Images of stained cells were acquired by laser scanning confocal microscopy (LSCM) with an Olympus FV500 imaging system and IX-81 microscope. The UPLANAPO 60x objective (1.4 numerical aperture) was used for all datasets, and an additional electronic zoom of 2 was applied. The DAPI signal was excited with a 405 Blue Diode laser and collected through a 430–460 nm emission filter. The Alexa 488 signal was excited with the 488 nm line of an argon laser and collected through a 505–525 nm emission filter. Signals from each fluorophore were collected in sequence to minimize cross-talk. Z-series datasets were generated at 0.5 µm intervals from the basal to apical side of the cell monolayer using samples prepared 30 min, 1 h and 3 h post-infection. The percentage of Mg nuclear-positive cells was determined by counting the number of human cells with Mg-related punctate immunofluorescence inside individual nuclei in each field and dividing by the total number of cells in that same field. Five fields were counted for each experiment, and each experiment was repeated four times. The presence of Mg immunofluorescence within the volume of individual nuclei was determined by evaluating Z-series datastacks using the multiplane form function in the Fluoview software. This function enables the datastack to be viewed in the XY, XZ and YZ dimensions. Inclusion of Mg-associated immunofluorescence within the nucleus was considered positive if the DAPI signal was shown to surround the Alexa 488 signal in the X, Y and Z directions.

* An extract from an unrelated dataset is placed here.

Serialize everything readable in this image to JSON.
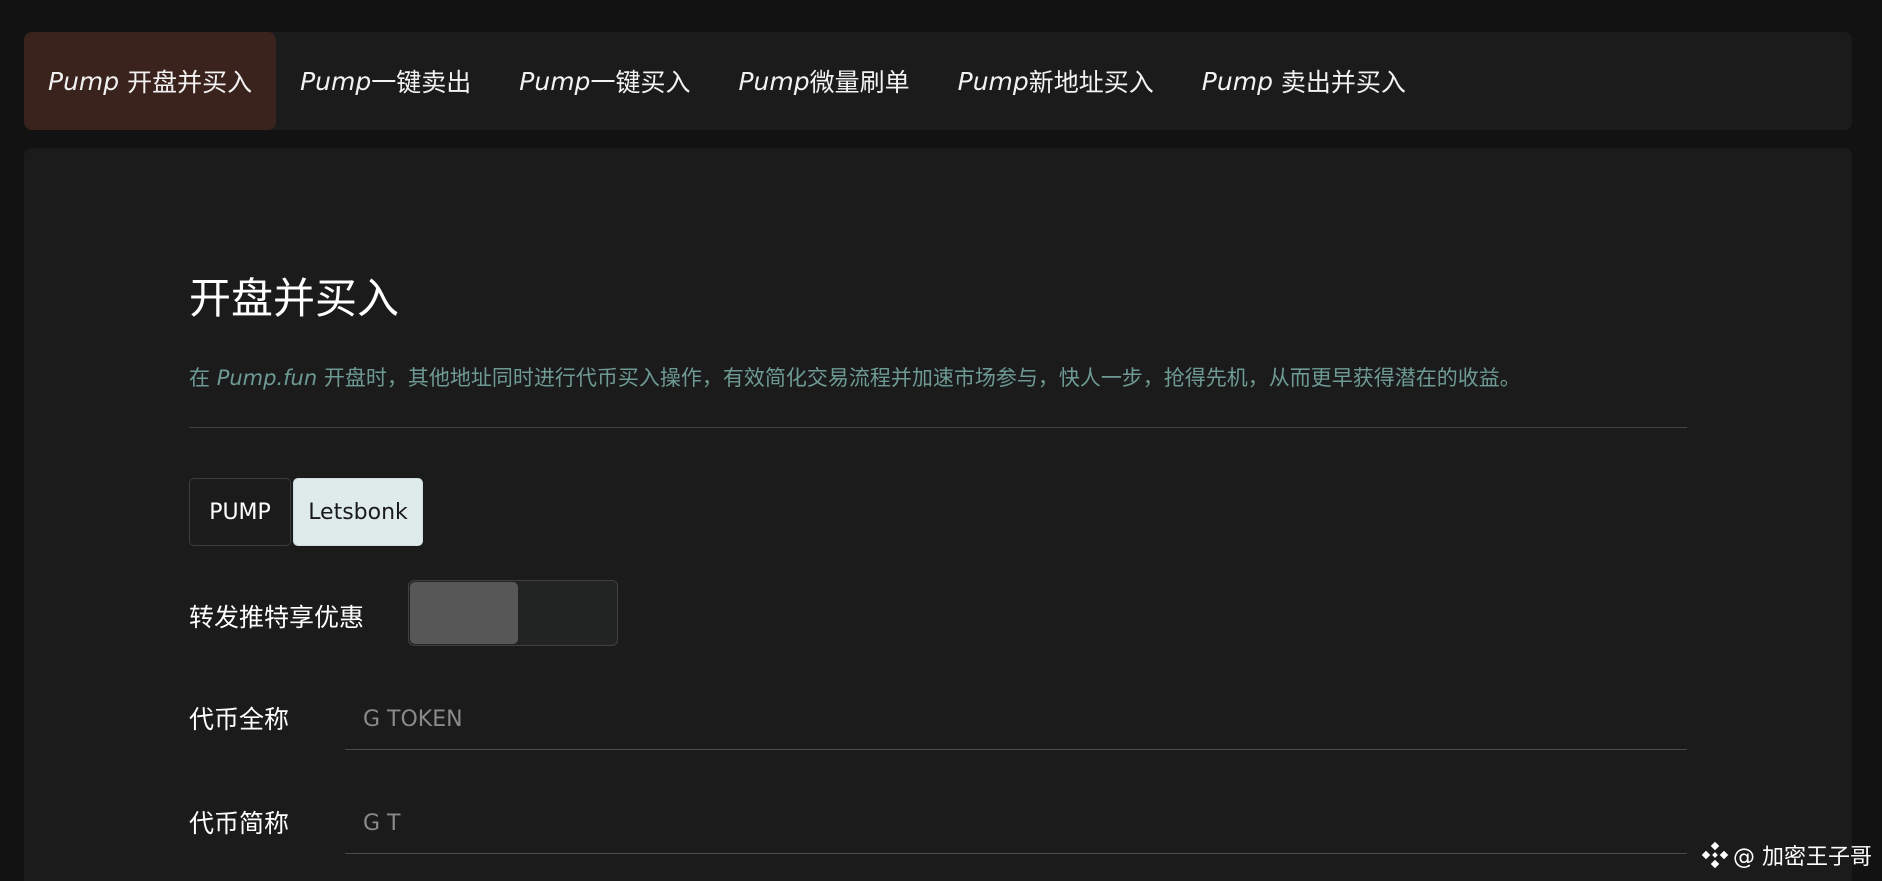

Further, to determine whether the Alexa 488 signal was within the DAPI signal, a line trace was made through orthogonal sections to obtain a profile of the fluorescence distribution in both the DAPI and the Alexa 488 detection channels.

Statistical analysis.
All results were expressed as the mean±SD. Statistical differences were determined using a non-parametric one-way ANOVA (Kruskall–Wallis) with GraphPad In-Stat3 (GraphPad Software). A value for P <0.05 was considered significant.

Growth characteristics of Mg G37 and 1019V
Mg type strain G37 has been subcultured in the laboratory for many years, and its axenic growth characteristics have been determined. In contrast, strain 1019V is a recent, low-passage isolate from a female patient, and its growth characteristics have not been examined. Therefore, growth curves were performed on both strains in parallel, so that comparable numbers of each strain at similar growth phases could be obtained for infection studies with human cell lines. The G37 strain was used at its fortieth passage while the 1019V strain was at its fifth passage. Mg is a highly fastidious organism that grows as adherent microcolonies on the plastic surface of tissue culture flasks in liquid culture. Therefore, harvesting of bacteria requires scraping from the vessel surface of each culture and disaggregation of mycoplasmal clumps by needle passage and filtration. To evaluate bacterial growth rate as a function of time, multiple criteria were measured including spectrophotometric measurement of optical density, determination of total protein by BCA assay, quantification of mycoplasma chromosome number by real-time PCR, and use of CCU as a mycoplasma growth-associated metric.

The growth data obtained by measuring optical density gave rise to classical-appearing growth curves (Fig. 1A) that seemed nearly identical for both the G37 and 1019V isolates. The lag phase for both strains lasted approximately 2 days, followed by an exponential growth phase that spanned the period from 48 to 96 h. Then the mycoplasmas entered into stationary phase, which ended after 4–5 days, followed by an apparent decrease in culture optical density, consistent with bacterial lysis associated with death.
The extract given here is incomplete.